# Hotel near Madrid with Dogs



## steven1975 (Aug 11, 2009)

Hi

We will soon be driving from St Malo to CDS with 2 labradors. We will need to stop north of Madrid.

Does anybody know of any hotels / aparthotels that will accept dogs, preferably a room with it's own entrance from street for ease of walking and toilet.

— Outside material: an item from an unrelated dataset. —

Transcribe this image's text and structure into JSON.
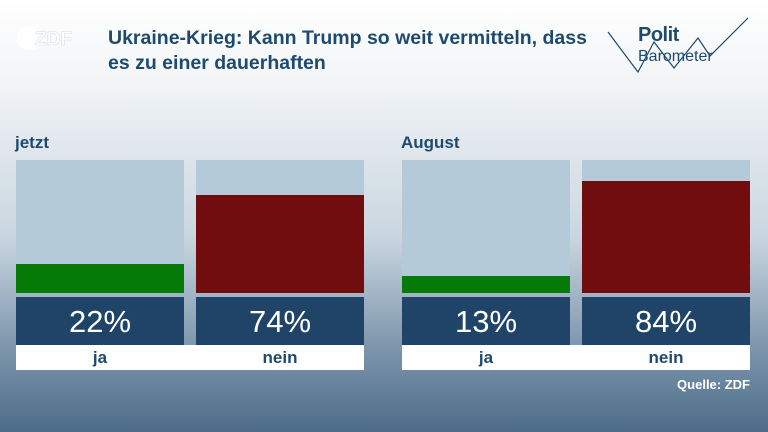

We'll also have 2 kids with us :scared: This will probably be the longest 3 days of my life!

Steven


----------



## mrypg9 (Apr 26, 2008)

steven_matthews said:


> Hi
> 
> We will soon be driving from St Malo to CDS with 2 labradors. We will need to stop north of Madrid.
> 
> ...


You could be pleasantly surprised! I was dreading the three-day trip from Prague down here with Our Little Azor...OK, only one dog and no kids -only a grown-up one- but it all went smoothly. In fact, it was quite enjoyable.
We stopped in France and only one night in Spain, in a rather nice hotel in Tarragona, so I can't be of much practical help apart from asking the obvious question: have you googled 'dog-friendly hotels in Spain? 
People in Prague tended to think OLA was about to swallow them raw because of his size and muscular build - Czechs rarely walk dogs larger than Labs -; but in fact he's a big softy, as Jo can testify. We thought his size could be a problem here but we found the opposite: there aren't many RRs around and people were very curious, asked what breed he was, what did he eat (I'm always tempted to reply 'children and small furry creatures'). He had his bed and his favourite toys with him and he was extremely well-behaved.
I don't know about Spain as a whole but people round here are extremely dog-friendly.
Labs are gentle, well-behaved creatures as a rule -I'm sure yours are - and you may find the experience enjoyable.....when it's over.
My son kept a photographic record of the journey. We left Prague in ice and thick freezing fog, drove through snow in Germany, it got warmer as we got into Southern France and Northern Spain....then we hit about 3cm of fresh snow in the Granada region.....and it was warm and sunny when we eventually arrived at our destination.
I'll keep my fingers crossed for you.


----------



## steven1975 (Aug 11, 2009)

Thanks for the reply

Yes i've tried google, there are a few hotels that come up, however they all seem to be larger chains, I would prefer somewhere a bit smaller ideally in the campo.

I really do hope that it will be an adventure rather than a disaster, i'm trying to plan the journey to the last detail to make sure it is!

The dogs are quite old so they should travel quite well, it's the 3 and 5 year old I'm more worried about!

Steven


----------



## Pesky Wesky (May 10, 2009)

steven_matthews said:


> Thanks for the reply
> 
> Yes i've tried google, there are a few hotels that come up, however they all seem to be larger chains, I would prefer somewhere a bit smaller ideally in the campo.
> 
> ...


Search this forum 'cos it's been asked before - this year I think!


----------



## jimenato (Nov 21, 2009)

http://www.expatforum.com/expats/spain-expat-forum-expats-living-spain/46147-somewhere-stay.html#post277455

I was particularly proud of my use of Google maps in this post.:lol:


----------



## blackirishgirl (Feb 20, 2009)

All of the IBIS Hotels accept dogs (and kids!)...give them a try. They're usually not expensive. There are 42 Ibis Hotels in Spain. http://www.ibishotel.com/gb/booking/hotels-list.shtml


----------